Robin from Cal Tech is right. Cavalier-Smith's book on the evolution of
genome size, although certainly one you should check out, is heavily
slanted toward the view that non-coding DNA is adaptive. In this view,
increases in non-coding DNA occur because this DNA provides
physiological advantages to the cell that result from its mere presence in
the nucleus. (You'll quickly discover as you read what these putative
However, many workers in this area view increases in genome size as
non-adaptive or even maladaptive. In this view, non-coding DNA
increases in the genome due to intrinsic genetic processes until it reaches
an upper limit tolerated by selection . Some processes, like unequal
crossing-over, increase (or decrease) DNA passively; but there also are
DNA sequences called transposons that can actively spread copies of
themselves throughout the gemone. This DNA is called selfish DNA
because it expands at the expense of the organism that houses it.

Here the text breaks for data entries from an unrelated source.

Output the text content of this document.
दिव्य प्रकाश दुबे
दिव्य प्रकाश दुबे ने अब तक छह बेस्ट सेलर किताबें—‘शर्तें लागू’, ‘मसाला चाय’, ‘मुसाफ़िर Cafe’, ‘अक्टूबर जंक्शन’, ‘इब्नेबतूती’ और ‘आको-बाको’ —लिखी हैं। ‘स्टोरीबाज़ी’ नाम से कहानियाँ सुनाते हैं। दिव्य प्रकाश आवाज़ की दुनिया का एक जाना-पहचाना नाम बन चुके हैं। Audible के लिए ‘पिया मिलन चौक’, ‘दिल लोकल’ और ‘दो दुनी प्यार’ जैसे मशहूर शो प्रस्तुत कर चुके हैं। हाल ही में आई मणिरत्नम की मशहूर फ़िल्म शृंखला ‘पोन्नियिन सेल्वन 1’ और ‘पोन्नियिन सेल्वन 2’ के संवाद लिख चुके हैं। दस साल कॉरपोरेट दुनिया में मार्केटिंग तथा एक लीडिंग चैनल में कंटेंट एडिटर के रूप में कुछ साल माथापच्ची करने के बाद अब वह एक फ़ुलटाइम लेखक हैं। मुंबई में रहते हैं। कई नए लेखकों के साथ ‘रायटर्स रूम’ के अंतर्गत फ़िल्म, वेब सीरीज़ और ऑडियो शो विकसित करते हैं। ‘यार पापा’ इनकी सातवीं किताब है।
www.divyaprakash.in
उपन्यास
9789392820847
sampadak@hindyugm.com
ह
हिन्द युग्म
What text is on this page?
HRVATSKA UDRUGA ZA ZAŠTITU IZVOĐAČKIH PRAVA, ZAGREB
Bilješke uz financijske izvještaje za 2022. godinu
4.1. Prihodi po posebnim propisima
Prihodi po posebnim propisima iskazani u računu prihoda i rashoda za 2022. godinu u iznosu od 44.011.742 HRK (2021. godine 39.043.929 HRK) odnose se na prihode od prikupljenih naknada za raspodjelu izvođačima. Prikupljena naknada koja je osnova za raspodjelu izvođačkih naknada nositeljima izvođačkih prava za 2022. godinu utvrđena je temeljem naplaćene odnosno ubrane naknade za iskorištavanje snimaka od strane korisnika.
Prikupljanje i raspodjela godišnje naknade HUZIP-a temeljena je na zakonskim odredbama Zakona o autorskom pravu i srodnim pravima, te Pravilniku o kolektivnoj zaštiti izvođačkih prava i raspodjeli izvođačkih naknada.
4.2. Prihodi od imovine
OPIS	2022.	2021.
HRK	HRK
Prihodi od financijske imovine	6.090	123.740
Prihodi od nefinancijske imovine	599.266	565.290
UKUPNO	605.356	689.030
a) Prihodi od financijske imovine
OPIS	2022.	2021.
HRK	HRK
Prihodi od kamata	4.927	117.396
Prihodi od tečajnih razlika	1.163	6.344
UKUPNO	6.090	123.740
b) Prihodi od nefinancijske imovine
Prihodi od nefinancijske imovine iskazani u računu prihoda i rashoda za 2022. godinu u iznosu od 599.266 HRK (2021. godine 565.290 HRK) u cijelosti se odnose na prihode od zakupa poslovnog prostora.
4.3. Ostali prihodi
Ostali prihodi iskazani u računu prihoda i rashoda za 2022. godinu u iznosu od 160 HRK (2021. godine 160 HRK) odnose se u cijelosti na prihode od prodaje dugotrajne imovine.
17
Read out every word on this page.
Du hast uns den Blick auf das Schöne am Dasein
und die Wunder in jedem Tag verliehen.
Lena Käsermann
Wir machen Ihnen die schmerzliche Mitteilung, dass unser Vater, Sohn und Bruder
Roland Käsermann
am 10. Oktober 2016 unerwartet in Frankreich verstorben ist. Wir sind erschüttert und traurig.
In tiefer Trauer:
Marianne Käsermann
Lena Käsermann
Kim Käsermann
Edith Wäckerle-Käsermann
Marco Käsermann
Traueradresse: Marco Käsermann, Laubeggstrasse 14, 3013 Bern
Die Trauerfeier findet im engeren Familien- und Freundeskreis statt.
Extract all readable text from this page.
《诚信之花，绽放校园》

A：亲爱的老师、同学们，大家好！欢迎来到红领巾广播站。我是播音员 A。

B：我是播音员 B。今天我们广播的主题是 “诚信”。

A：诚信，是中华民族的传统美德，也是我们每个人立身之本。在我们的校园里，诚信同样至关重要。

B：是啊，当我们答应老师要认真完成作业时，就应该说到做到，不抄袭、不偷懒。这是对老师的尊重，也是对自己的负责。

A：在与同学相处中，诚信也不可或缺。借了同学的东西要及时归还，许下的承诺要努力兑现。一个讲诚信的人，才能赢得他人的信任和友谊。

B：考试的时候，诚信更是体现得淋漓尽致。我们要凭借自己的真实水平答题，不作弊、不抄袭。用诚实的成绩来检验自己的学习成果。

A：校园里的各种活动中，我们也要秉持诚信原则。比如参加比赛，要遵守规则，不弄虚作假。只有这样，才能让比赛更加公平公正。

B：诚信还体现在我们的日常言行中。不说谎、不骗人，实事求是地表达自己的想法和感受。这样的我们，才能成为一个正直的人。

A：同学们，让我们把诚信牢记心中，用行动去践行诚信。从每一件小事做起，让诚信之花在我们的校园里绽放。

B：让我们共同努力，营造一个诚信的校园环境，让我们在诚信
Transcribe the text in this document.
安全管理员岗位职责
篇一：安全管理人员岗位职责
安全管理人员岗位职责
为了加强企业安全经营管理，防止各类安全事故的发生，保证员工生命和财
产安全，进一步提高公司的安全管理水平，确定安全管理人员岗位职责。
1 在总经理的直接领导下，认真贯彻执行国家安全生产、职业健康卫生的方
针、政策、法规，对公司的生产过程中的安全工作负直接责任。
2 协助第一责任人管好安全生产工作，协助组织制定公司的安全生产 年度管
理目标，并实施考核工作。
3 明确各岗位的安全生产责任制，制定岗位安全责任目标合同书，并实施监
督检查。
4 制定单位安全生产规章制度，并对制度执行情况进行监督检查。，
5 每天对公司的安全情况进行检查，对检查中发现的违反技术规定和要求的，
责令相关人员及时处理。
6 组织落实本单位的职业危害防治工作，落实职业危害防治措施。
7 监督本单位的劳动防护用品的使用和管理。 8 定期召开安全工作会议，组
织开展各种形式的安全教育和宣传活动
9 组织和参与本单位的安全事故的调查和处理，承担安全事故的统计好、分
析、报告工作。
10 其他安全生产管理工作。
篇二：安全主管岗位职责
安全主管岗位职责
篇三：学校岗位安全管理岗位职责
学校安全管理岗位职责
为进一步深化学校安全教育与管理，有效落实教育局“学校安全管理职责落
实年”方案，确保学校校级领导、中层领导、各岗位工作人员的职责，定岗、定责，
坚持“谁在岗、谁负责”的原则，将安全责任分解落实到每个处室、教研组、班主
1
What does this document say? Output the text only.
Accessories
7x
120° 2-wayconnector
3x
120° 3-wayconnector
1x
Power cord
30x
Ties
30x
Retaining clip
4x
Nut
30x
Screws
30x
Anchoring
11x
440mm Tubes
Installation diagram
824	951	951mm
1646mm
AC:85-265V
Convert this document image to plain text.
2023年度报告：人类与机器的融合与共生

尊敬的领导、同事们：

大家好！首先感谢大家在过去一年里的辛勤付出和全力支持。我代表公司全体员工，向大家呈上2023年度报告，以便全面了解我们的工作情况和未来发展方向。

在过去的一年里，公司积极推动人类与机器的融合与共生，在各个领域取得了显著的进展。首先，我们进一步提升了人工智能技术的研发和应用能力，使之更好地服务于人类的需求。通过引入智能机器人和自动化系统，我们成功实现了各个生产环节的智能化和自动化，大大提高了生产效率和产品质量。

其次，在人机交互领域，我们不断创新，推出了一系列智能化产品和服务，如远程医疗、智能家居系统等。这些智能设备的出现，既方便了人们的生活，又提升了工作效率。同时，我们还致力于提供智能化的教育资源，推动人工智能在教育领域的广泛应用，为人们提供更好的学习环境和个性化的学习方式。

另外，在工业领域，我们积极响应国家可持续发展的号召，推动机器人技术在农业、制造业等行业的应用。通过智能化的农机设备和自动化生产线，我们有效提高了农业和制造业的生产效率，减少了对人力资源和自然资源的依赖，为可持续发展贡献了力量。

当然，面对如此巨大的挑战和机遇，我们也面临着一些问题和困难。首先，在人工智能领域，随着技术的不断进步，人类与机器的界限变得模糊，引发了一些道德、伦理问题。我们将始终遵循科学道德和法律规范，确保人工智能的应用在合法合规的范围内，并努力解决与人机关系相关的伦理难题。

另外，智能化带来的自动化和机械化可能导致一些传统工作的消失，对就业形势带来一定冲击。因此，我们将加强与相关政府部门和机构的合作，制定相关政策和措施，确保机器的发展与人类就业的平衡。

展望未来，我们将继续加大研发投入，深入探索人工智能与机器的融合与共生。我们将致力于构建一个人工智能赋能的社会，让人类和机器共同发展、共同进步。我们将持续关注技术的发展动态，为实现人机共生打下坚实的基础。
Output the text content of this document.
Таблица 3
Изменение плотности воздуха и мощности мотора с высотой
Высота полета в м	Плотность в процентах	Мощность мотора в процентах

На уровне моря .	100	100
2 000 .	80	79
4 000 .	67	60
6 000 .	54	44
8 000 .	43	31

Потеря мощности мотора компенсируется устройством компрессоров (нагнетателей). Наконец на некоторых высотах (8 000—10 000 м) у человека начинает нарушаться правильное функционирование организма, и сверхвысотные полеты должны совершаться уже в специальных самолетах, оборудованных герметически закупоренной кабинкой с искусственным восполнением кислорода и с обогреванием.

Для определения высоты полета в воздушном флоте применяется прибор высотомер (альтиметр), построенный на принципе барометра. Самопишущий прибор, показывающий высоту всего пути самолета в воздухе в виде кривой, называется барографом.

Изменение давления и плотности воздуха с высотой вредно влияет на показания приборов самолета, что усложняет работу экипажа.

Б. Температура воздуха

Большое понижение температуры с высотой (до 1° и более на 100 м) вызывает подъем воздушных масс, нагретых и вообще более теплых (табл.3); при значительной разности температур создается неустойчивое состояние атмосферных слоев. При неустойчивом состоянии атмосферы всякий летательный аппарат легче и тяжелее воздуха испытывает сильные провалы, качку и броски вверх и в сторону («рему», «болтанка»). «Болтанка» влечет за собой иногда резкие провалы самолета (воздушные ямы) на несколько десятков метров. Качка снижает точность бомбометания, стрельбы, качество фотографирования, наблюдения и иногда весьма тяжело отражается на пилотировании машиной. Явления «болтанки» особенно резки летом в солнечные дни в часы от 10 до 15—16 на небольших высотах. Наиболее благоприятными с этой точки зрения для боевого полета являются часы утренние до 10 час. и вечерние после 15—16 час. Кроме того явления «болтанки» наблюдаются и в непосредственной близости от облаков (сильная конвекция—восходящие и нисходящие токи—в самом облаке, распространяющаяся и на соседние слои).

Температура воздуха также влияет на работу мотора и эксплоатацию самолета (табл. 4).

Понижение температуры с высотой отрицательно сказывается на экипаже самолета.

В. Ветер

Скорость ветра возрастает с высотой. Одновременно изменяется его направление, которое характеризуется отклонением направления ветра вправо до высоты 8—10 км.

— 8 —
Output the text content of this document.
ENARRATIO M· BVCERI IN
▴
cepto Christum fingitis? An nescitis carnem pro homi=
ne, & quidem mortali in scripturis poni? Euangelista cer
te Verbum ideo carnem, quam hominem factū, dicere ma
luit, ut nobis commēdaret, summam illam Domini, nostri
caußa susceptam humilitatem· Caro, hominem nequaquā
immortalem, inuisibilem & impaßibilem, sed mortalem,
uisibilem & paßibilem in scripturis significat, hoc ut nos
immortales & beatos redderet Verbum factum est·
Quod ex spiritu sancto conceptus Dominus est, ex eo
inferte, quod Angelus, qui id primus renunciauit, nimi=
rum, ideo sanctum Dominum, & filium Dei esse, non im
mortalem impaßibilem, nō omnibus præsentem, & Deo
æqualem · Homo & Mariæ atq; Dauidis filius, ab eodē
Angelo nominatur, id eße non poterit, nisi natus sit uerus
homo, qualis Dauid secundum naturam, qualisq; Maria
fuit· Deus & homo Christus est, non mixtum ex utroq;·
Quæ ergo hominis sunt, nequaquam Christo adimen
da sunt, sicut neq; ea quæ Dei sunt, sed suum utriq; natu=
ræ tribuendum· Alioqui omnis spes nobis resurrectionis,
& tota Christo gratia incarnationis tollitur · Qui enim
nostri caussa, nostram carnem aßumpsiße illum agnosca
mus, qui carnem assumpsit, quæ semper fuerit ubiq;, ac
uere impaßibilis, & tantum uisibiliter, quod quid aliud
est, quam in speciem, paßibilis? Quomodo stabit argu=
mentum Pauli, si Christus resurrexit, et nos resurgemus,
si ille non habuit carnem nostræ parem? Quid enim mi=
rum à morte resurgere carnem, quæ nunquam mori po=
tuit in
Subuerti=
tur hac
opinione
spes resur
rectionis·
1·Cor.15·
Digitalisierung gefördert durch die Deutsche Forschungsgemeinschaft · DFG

Although there is a moderatley large literature on this subject, few studies,
in my view, have done a good job of testing these competing (although
not mutually exclusive) hypotheses. Most papers have simply surveyed
DNA contents in a group and compared the DNA data with presumptive
physiological correlates. A conclusive test of the adapative vs.
nonadaptive hypotheses has proven difficult to devise. One serious
attempt is this direction is described by Stanely Sessions and Alan Larson
on plethodontid salamanders in Evolution in 1987. (I can't give you the
exact citation because I'm stuck at home under a foot of snow.) To
balance one partisan point of view (Cavalier-Smith's) with an equally
partisan opponent, I recommend The Eukaryotic Genome in Evolution
and Development by Bernard John and M. Miklos (1989?). The term
selfish DNA was first coined by Doolittle, W.F. and C. Sapienza. 1980.
Nature 284:601-3 and Orgel, L.E. and F.H.C. Crick. 1980. Nature
284:604-607. A Biosys search using the keywords "evolution " and
"DNA content" or "genome size" will net you around a hundred papers.